Based on your comment I expect this is similar to what you've done. Note: I haven't spent any time figuring out if the query is as efficient as possible; I just want some query to illustrate how the code may be structured.

var dataset = ...

var watch = Stopwatch.StartNew();

var query = dataset.Where( d => dataset.Count( i => i == d ) > 1 );

watch.Stop();  // timer stops here

foreach (var item in query) // query is actually evaluated here
{
   ... print out the item...
}
tvanfosson
Negatory: We printed the dataset to verify that it was actually doing what it was doing.
Pedery
@Pedery -- but did you print it out from within the timed code section or outside it. Iterating over it to print it would cause it to be evaluated, but if you didn't time the loop where it was printed the evaluation would have been done outside the timing loop.
tvanfosson
We assigned the result of the linq to a var, then printed it outside the timed area.
Pedery
Yep, I see your edit. Regarding performance and the timer, your example is analoguous to our code. I think this explains the issue.
Pedery
Please see the plethora of topics on "deferred execution" and Linq. These are exposed in both IEnumerable<T> (DataSet.Where, et. Al) and IQueryable<T> (for entities and Linq-to-Sql).
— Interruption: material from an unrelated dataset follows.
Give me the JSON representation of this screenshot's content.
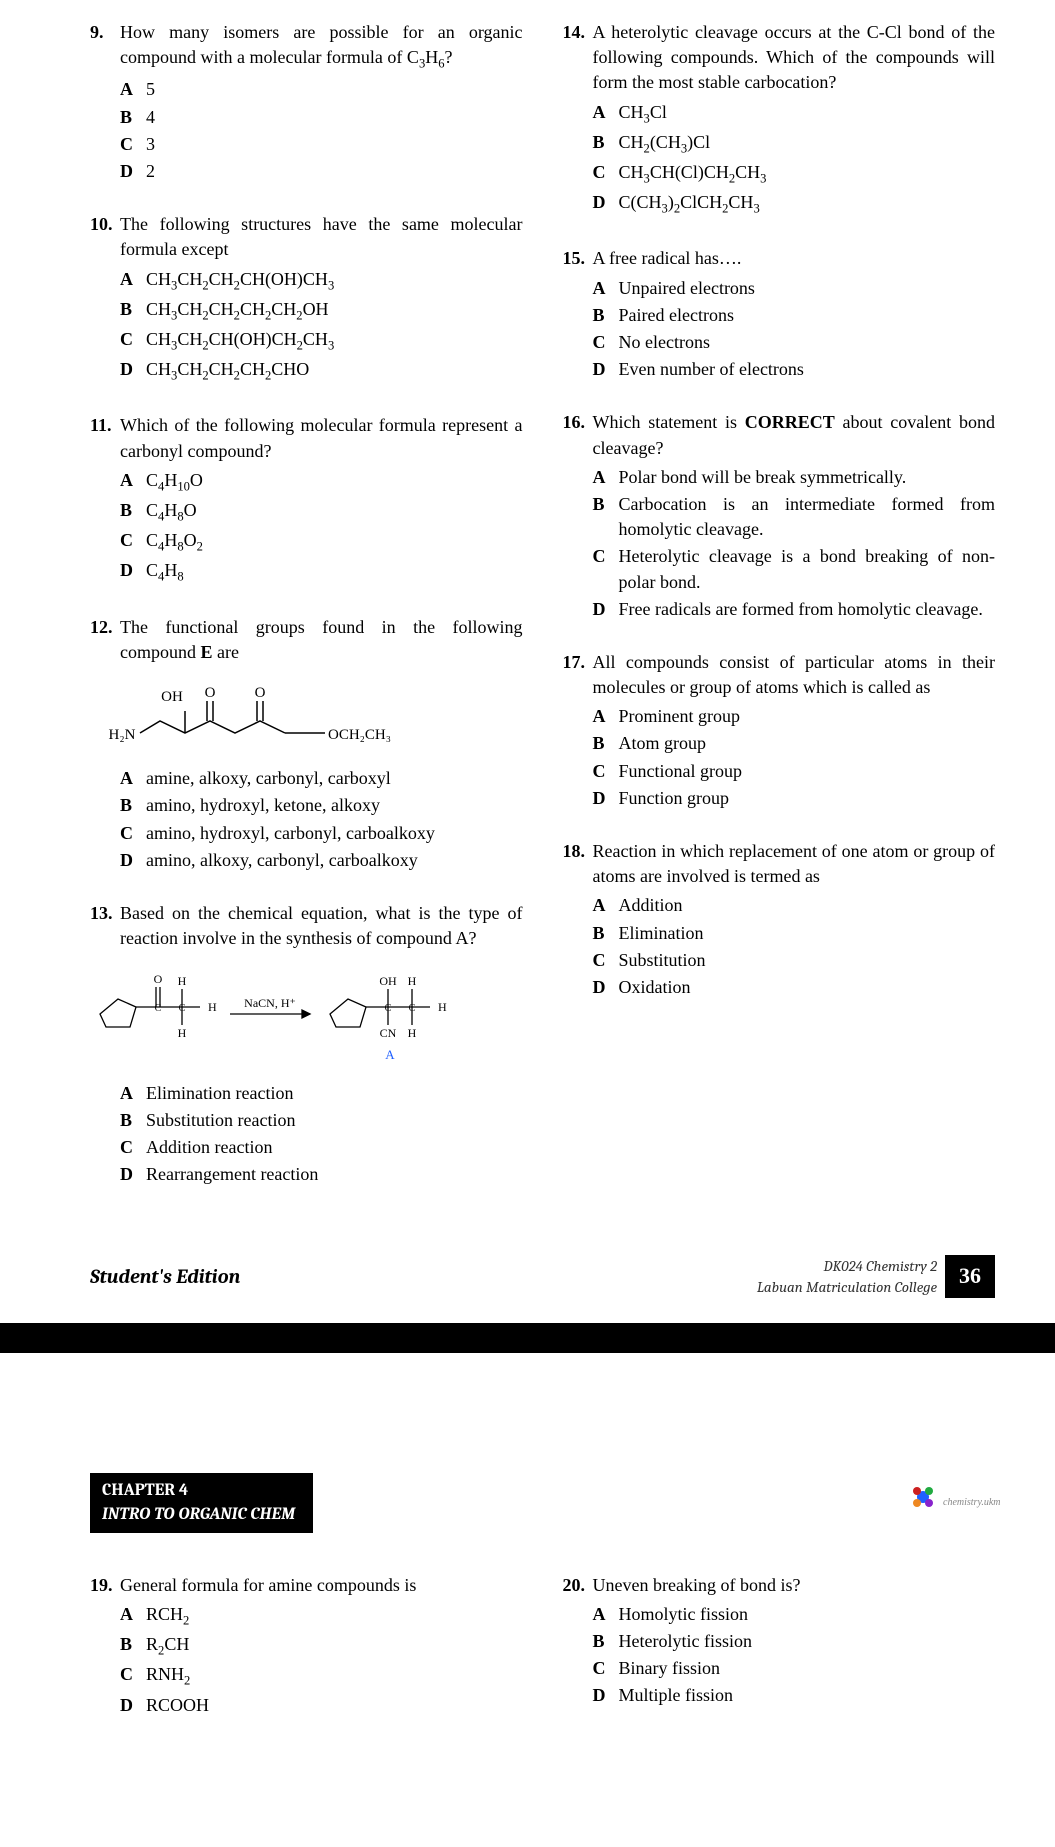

The advantage is building a large Linq query without touching the objects that you are querying until absolutely needed for retrieval (the foreach var item portion of the code). At that point an enumerator is built on the resulting collection from the query.
Michael
+1  A: 

If you did not compile with "Optimize Code" enabled, you would probably see this behaviour. (It would certainly explain why the empty loop was not removed.)

The code underlying Linq, however, is part of already compiled code, which will certainly have been optimised (by the JIT, NGEN or similar).

Zooba
+1 Good point! I forgot to check the computer's VS default settings regarding code optimizing.